Curry echoed Obama’s sentiments on a collaborative nature of leadership.

“(Teammates) look at the top and they can see that authentic approach that you just mentioned around, ‘Do you have their best interest (in mind)?’ Even if you don’t agree all the time, even if there are some hard times, hard conversations, that you always have the sense of — we call it ‘trust, care and commitment,’ I learned that back at Davidson.”

The pair also share some commonalities at home — both are married to women who have made names for themselves far beyond who their husbands are. Obama’s memoir success comes on the heels of his wife Michelle’s Becoming topping 10 million copies sold worldwide, while Ayesha Curry has made significant inroads in the culinary world, with her own line of cookware, several restaurants and published cookbooks of her own.

Barack Obama said Wednesday that his wife’s perspective allowed him to address blind spots throughout his presidency and beyond, including her insistence that he come back to the White House residence for dinner at 6:30 each evening.

“Nothing’s better than having a partner who is complementary to you, that sees things you don’t, that has you covered on some blind spots, that can teach you something,” he said. “Now that means there’s gonna be some friction … I am better because I’ve got someone who has strengths that I don’t have, who sees things that I don’t see.”

Steph Curry noted that what matters in his relationship with Ayesha is a mutual respect that overrides any disagreement they may have.

Both Curry and Obama have gone to significant lengths to position themselves as family men despite careers that are time-consuming and travel-heavy.

Obama said he was intentional to try to combat any sense of entitlement his daughters Sasha and Malia may have incurred during his presidency.

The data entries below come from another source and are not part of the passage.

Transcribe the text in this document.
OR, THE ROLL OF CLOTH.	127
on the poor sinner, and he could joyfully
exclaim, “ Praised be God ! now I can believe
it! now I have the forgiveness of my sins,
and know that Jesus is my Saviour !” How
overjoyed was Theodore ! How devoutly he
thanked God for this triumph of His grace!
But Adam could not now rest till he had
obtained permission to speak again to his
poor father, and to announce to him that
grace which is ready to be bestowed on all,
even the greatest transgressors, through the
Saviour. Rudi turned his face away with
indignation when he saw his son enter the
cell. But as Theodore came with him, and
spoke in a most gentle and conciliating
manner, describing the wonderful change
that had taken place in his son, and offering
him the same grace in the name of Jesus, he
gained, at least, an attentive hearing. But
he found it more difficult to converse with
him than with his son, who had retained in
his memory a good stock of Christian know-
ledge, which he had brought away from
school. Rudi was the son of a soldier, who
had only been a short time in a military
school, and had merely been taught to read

“We had to tell the staff at the White House, ‘Look, the girls have to clean their rooms,'” he said. “We were worried, would they end up not having a sense of reality?”

For his parting shot, Curry borrowed from Obama’s lexicon, asking if he could borrow a boast Obama shouted in a recent viral video of him on the basketball court hitting a three-pointer (albeit with a little less grace than a two-time NBA MVP).

“‘That’s what I do’ — can I borrow that?” Curry asked. Obama obliged.

“There aren’t any fans in the arena right now so you’re probably going to hear me yell it on the court,” Curry replied, bringing the conversation back to the issues facing both the United States and the NBA.